Chapitre 80
de deux armées l'avantage plein de supériorité numérique. Le
Persan King (qui avant qu'il soit venu au trône, avait prouvé le sien
courage personnel comme un soldat, et sa compétence comme un général) eu
sélectionné sagement cette région pour le troisième et rencontre décisive
entre ses forces et les envahisseurs. Les défaites antérieures du sien
troupes, cependant sévère ils avaient été, n'a pas été regardé sur comme
irréparable, Le Granicus avait été lutté sans réflexion par ses généraux
et sans concert mutuel. Et, pourtant Darius lui-même avait
commandé et été battu à Issus qui bat peut être
attribué à la nature désavantageuse de la terre; où,
enfermé au-dessus entre les montagnes, la rivière, et la mer, le
les nombres des Persans ont confondu et ont entravé pareillement le général
compétence et la prouesse des soldats, afin que leur même force
devenu leur faiblesse. Ici, sur les plaines générales de Kurdistan,,
il y avait l'étendue pour le plus grand hôte d'Asie pour ranger ses lignes, à
tournez, combattre par escarmouches, condenser ou étendre ses escadrons, à
manoeuvrez, et charger à volonté.

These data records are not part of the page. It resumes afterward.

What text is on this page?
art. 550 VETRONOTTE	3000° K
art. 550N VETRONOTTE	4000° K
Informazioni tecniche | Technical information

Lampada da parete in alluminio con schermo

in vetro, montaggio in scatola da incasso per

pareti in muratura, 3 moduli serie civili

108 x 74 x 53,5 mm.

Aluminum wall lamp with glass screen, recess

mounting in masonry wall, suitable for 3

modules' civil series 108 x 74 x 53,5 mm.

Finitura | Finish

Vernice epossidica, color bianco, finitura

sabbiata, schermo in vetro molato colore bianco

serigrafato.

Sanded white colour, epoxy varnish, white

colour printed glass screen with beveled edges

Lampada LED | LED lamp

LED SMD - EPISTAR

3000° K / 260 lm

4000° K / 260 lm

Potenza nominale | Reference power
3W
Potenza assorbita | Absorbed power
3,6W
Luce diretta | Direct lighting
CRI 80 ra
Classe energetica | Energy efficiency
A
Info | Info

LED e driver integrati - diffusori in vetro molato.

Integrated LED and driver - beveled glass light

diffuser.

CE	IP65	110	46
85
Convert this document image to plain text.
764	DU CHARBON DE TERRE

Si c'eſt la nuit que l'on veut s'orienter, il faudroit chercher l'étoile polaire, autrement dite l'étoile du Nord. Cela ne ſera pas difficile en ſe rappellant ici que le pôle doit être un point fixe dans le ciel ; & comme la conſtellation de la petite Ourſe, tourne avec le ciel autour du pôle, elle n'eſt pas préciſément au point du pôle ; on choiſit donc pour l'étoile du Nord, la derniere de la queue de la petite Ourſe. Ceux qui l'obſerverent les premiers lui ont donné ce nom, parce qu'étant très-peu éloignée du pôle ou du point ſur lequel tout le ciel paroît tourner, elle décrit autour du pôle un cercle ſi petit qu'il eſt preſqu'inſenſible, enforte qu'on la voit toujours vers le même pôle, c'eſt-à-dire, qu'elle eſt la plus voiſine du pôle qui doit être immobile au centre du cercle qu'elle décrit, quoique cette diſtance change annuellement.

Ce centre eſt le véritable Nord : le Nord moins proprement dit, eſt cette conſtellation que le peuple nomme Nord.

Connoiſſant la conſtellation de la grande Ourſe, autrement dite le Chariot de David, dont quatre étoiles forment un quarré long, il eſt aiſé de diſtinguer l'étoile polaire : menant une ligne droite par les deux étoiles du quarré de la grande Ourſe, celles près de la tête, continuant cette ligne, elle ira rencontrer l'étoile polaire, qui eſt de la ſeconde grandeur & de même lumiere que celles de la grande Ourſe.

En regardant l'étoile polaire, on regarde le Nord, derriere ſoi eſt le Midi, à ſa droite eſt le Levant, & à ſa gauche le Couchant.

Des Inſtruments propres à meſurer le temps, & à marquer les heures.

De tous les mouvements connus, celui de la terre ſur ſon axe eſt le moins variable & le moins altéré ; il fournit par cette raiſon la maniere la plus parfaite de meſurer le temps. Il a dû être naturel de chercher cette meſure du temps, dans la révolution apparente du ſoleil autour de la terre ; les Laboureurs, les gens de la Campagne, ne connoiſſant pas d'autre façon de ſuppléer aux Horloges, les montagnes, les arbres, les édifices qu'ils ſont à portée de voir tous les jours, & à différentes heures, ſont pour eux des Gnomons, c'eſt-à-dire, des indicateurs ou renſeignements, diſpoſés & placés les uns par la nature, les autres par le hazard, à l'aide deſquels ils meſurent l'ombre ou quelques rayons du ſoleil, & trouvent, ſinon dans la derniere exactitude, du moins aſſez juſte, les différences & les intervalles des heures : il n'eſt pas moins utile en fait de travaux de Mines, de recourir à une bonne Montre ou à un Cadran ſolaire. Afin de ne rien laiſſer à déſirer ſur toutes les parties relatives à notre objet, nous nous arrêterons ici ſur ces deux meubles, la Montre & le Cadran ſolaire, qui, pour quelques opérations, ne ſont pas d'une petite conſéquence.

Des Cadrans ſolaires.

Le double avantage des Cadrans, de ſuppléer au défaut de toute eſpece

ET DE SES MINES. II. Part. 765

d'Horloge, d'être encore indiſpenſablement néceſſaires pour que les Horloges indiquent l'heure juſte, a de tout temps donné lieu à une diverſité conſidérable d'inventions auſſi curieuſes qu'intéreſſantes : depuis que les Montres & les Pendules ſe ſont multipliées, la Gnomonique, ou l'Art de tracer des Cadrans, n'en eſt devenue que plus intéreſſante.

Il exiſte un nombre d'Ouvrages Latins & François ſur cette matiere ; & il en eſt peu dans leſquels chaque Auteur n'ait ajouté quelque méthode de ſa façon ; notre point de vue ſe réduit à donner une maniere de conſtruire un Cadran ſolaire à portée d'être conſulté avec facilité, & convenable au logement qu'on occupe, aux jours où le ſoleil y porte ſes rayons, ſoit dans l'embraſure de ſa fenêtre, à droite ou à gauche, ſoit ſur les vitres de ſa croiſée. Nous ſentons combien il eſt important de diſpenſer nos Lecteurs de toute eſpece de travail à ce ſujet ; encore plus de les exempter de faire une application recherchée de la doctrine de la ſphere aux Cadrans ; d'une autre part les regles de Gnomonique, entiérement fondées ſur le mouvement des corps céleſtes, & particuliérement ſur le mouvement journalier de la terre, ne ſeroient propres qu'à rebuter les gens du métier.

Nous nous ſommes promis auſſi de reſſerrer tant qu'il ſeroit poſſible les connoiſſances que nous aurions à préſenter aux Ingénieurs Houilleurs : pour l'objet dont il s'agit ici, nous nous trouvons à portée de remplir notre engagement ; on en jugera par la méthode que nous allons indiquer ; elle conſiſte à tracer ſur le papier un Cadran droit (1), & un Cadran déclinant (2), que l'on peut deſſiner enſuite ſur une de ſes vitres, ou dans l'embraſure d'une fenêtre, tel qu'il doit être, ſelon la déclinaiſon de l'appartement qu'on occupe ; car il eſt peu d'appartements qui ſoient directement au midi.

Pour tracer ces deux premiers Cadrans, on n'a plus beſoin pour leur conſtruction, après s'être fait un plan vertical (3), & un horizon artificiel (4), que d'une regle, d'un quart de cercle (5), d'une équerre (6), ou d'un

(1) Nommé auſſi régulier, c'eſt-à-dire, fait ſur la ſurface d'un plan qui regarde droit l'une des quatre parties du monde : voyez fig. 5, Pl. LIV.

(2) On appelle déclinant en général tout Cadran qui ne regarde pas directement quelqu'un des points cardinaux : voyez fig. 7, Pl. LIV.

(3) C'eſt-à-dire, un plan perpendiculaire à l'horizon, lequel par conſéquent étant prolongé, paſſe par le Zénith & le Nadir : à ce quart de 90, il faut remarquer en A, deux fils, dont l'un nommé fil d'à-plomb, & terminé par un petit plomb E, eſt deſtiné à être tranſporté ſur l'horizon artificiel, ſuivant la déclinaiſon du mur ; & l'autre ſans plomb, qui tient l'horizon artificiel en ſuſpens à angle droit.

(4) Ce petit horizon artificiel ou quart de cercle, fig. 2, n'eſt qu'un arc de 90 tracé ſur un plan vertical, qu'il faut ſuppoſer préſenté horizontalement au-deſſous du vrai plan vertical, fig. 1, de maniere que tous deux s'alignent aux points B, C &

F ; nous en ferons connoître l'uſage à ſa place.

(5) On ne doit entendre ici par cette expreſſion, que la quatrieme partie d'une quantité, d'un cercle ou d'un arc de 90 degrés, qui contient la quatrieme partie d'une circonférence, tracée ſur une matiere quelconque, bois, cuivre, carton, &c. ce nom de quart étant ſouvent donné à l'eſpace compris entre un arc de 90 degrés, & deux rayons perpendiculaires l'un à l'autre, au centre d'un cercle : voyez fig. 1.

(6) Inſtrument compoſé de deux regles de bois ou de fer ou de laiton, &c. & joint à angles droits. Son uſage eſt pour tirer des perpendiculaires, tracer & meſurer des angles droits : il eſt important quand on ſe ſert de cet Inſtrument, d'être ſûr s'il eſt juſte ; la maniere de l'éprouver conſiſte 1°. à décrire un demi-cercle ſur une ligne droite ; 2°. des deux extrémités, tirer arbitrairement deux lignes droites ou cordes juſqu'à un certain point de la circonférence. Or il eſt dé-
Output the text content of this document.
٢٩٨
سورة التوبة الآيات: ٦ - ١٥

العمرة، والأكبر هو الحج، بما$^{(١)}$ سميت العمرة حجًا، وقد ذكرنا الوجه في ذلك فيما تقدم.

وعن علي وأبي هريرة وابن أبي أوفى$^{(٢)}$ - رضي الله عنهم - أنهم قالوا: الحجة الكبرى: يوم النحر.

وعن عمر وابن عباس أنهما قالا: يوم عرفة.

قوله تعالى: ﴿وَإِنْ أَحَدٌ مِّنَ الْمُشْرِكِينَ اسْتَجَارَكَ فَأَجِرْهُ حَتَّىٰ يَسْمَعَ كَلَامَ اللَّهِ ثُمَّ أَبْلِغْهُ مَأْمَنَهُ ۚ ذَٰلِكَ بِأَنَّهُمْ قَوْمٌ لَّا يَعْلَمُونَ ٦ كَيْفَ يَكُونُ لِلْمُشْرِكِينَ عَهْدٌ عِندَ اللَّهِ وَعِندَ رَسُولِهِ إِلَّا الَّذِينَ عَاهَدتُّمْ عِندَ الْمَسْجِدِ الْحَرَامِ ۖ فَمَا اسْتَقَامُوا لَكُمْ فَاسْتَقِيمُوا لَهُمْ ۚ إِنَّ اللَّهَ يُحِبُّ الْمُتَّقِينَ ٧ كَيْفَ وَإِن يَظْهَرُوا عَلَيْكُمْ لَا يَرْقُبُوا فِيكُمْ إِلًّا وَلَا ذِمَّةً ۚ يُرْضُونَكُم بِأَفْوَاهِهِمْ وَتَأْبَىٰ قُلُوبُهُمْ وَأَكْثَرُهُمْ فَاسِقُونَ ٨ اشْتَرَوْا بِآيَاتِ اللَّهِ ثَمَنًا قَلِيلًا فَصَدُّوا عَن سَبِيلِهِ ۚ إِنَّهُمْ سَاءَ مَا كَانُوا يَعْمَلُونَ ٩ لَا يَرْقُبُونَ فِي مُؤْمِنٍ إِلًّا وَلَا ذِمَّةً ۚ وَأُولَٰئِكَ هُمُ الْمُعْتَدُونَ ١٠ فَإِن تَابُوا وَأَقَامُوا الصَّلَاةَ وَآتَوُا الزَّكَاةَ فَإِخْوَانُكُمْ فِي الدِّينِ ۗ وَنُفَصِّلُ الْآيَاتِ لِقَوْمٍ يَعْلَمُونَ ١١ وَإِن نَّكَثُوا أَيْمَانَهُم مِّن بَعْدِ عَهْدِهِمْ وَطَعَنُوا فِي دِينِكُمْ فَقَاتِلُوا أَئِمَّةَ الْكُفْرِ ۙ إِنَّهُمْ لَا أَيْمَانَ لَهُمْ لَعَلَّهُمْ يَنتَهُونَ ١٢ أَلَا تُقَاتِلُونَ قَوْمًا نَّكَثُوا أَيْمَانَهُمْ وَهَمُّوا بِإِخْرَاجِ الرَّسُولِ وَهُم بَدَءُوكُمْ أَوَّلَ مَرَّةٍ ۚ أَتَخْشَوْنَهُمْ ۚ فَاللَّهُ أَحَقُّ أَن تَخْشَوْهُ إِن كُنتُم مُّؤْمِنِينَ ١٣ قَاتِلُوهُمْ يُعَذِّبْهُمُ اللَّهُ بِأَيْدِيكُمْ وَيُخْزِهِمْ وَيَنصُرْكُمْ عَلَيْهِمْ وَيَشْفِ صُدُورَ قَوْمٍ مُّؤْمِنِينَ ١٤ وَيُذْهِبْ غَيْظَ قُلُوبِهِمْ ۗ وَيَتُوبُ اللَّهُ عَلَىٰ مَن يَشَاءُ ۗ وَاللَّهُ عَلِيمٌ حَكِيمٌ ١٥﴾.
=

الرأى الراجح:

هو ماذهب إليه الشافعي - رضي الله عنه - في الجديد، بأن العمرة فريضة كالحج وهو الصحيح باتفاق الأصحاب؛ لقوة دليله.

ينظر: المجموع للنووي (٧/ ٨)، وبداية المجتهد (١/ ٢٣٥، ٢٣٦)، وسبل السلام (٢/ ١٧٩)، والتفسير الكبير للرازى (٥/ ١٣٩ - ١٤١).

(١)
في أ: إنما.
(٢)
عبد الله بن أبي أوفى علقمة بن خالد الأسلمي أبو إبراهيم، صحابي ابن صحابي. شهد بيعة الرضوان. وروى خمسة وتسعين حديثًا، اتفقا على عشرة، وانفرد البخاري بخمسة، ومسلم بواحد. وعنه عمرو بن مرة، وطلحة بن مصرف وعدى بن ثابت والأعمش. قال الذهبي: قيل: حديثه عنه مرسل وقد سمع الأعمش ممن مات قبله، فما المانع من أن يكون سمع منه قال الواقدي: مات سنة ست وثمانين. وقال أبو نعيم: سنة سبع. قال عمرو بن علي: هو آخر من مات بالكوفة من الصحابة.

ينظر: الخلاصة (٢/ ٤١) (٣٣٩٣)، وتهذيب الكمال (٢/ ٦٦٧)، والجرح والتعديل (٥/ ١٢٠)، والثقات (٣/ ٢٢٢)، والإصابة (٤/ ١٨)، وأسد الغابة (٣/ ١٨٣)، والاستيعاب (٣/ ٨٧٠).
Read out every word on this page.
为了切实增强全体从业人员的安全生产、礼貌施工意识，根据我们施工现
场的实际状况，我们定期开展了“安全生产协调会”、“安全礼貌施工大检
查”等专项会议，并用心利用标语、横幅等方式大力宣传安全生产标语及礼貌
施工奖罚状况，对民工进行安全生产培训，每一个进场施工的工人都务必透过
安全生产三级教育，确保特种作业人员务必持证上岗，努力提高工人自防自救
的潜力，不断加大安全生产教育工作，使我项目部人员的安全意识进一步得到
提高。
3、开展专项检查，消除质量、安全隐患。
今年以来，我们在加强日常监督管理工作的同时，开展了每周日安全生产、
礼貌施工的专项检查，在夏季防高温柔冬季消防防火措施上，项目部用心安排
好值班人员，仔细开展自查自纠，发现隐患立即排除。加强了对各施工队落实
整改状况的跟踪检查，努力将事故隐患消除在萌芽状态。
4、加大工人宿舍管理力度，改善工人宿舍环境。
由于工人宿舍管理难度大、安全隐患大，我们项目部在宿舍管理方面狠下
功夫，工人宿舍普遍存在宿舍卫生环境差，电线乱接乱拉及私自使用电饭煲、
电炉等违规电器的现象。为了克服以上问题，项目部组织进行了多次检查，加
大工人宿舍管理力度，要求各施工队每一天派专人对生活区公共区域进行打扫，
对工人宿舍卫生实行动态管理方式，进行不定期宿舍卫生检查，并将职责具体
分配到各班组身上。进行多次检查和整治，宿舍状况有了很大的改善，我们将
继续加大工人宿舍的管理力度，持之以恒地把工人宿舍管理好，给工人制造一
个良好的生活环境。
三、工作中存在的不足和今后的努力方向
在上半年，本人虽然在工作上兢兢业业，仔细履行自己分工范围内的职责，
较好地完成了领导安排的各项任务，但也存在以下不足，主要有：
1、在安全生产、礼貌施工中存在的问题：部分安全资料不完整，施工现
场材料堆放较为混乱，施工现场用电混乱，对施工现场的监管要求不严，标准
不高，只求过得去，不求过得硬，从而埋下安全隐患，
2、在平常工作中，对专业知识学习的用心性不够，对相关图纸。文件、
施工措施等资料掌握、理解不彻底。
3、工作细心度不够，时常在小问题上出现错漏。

Devez Alexander et le sien
la bande insuffisante ose plonger dans cette mer vivante de guerre, leur
la destruction a paru inévitable.
Cependant, Darius a senti la nature critique à lui-même aussi bien que
à son adversaire de la rencontre future. Il ne pourrait pas espérer à
rapportez les conséquences d'une troisième chute. Les grandes villes
de Mésopotamie et Asie Supérieure, les provinces centrales du
Empire persan, était certain d'être à la merci du vainqueur.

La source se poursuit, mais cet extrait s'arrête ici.